Any excuse for controlling terminals or POSIX sessions on the basis of
job control security is completely invalid. As pointed out by the author
in
How to add job control to a Unix system,
the job control system can be made much simpler, easier to use, and
simultaneously completely secure, with absolutely no help from cttys or
POSIX sessions. As suggested above, the controlling tty can be passed in
the TTY
environment variable. C (and T) access, as well as
POSIX sessions, can simply disappear.
(Apparently the disappearance of cttys and POSIX sessions would remove
absolutely no functionality, from either the user's or the application's
point of view; and of course it would make a much cleaner system and
standard if it were officially adopted. The author would greatly love to
hear from any proponents of POSIX sessions who can explain what features
they provide, especially in light of his new, simple, secure job control
system, when in fact vendors, programmers, and users wouldn't care if
setsid()
became a no-op.)
For backwards compatibility it would be useful to keep a
/dev/tty
device so that programs do not have to be changed to
use $TTY
. Applications running under the author's pty
program can normally access the tty through descriptor 3, so an easy
solution here is to let /dev/tty
be a simple driver which
dup()
s fd 3.
The only other useful function of a controlling terminal — viz., to
help the user categorize processes — is easily taken care of at user
level. ps
can use $TTY
for its output.
Accounting could be by pid (as it should be) instead of by the marginally
useful ac_tty
.
We're still left with O and P access — ttys are still in the
filesystem. Given fd 3 support, programs which want to talk to the user
don't need to open()
ttys. The other use of ttys in the
filesystem is user-to-user communication, but there are several
replacement communication systems which depend on users running their own
daemons rather than having a writable tty file. So tty files can
disappear. Rather than opening tty files, programs can create ttys with a
new system call. Then ttys will be much more like pipes, which may be
accessed only through a pair of descriptors.

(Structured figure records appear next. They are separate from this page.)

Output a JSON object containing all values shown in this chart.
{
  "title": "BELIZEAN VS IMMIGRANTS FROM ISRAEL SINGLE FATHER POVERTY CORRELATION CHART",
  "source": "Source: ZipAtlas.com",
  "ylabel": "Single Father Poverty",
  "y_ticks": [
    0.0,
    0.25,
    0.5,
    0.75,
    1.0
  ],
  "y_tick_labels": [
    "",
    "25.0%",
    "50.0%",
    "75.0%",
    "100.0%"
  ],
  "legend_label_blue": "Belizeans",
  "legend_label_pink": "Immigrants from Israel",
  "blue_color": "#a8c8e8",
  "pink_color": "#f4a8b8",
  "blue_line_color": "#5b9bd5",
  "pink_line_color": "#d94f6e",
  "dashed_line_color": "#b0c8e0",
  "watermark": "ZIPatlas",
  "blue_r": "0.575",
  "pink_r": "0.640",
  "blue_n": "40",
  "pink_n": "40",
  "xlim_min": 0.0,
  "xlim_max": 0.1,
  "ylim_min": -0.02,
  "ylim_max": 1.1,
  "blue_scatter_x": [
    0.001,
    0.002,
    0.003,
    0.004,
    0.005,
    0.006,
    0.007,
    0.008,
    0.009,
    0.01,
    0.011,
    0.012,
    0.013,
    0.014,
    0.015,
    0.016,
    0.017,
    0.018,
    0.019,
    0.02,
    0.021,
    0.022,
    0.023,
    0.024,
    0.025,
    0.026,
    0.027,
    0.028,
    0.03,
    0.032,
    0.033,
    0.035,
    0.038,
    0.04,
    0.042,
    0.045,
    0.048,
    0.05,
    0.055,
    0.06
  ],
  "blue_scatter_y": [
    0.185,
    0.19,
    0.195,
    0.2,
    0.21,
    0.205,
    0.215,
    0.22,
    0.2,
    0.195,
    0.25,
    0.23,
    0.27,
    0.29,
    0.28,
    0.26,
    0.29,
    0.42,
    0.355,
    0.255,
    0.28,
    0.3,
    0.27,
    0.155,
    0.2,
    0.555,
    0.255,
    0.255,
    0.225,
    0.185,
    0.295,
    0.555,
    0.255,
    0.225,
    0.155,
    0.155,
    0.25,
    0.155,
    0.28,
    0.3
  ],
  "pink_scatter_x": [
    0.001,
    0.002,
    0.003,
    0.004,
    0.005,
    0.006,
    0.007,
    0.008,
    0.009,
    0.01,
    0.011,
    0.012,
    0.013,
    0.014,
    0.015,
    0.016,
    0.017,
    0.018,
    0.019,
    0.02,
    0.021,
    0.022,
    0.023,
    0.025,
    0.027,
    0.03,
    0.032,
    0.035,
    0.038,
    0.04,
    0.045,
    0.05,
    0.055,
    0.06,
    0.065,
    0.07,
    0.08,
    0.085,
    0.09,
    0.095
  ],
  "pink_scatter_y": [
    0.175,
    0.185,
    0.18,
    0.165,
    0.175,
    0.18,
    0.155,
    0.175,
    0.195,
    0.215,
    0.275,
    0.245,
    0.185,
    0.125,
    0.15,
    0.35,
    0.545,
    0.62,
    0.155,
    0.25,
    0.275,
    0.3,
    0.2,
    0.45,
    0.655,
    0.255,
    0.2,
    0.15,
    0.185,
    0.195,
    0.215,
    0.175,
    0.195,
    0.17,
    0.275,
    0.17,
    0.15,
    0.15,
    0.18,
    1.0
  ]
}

If these simplifications had been made when Unix was young, before it was used by millions of people, then maybe the controlling terminal horror story would not have lasted so long or caused so much damage. Fortunately, the story will end soon, as in October 1992 the author will distribute code which anyone can use to exploit these holes. Any vendor which wants to stay in business will fix its systems long before then.